Stephen’s black sense of humour sustained him throughout the past 10 years or more of his illness. He’d even placed a £50 bet that he’d die first with his friend and one-time rival, UTV’s Ken Reid, who has also had serious health problems.
The church at Drumbeg was packed, and fair play to the Rev Willie Nixon, I’m sure there haven’t been many coffins brought down the aisle to the strains of Ennio Morricone.
The clergyman even lustily joined in the singing of another of Stephen’s requests, the Kris Kristofferson hit The Pilgrim.
They did follow some traditions, as he was told there must be a prayer, a reading from scripture and a hymn. The first one suggested was rejected as Stephen said “It’s too Proddy, none of the Catholics will be able to sing it”.
His long-time friend and former Sky Ireland correspondent Gary Honeyford revealed that Stephen had asked him to do the eulogy three years earlier, when he knew his illness was terminal.
He also sent him some suggestions about what he wanted said. “That is Stephen Grimason – not only does he commission his own funeral eulogy, but he insists on scripting it.” And he added: " I have it here in my hands” - a reference to Stephen’s famous scoop in getting a copy of the Good Friday Agreement before anyone else.

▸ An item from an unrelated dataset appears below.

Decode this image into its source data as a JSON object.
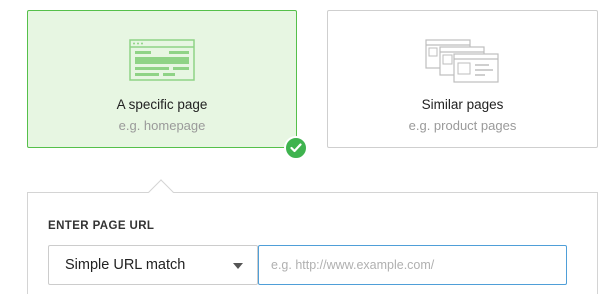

There was more dark humour when Stephen’s son Chris told how they’d discussed his cremation. “What do you want us to do with the ashes?” he asked. “Well, a spoonful in Jim Allister’s cornflakes would be a start,” Stephen replied. The congregation burst into loud laughter.
It was indeed a celebration of his life, of his courage, and most of all his sense of fun.
I know there are liturgical reasons for the relative formality of Catholic requiem Masses, which are intended as prayer for the deceased. But I’ve been to many Catholic funerals where the dead person’s name is merely dropped in once or twice and those who attend as a gesture of respect to the family may leave with no sense of who that person was.
I remember one priest telling me he never allowed relatives to do eulogies after an occasion when an estranged son used it as an opportunity to lambast his allegedly neglectful parent, to uproar from other family members.
At my father’s funeral, 30 years ago, the parish priest said “We don’t do that” when my brother asked to read some words about him. It was instead read at the graveside, though most of the mourners weren’t there and those that were found it difficult to hear.
Some years later, that same priest allowed the children of a university professor to read poems and tributes from the altar.
At my brother’s own funeral last autumn, the priest, who knew Pat well, managed to conduct a Mass that followed liturgical tradition but also injected enough of the personal to reflect the person being remembered. He invited anyone baptised a Catholic to take communion, even if they hadn’t practised the faith in many years.
Last weekend they were counting the numbers attending Masses and praying for more vocations. Maybe some flexibility could help?
A lot of people said afterwards that he’d made them feel so welcome. He also allowed my resolutely left-wing brother’s request for the decidedly secular Ballad of Joe Hill to be played, and gave space, after communion, for a personal tribute by Pat’s widow, Julia.
But maybe it shouldn’t just be down to the attitude of each individual priest as to whether or not they’re willing to allow space to families to add their own words of remembrance.
Last weekend they were counting the numbers attending Masses across the diocese and praying for more vocations for a fast depleting priesthood. Maybe some flexibility could help?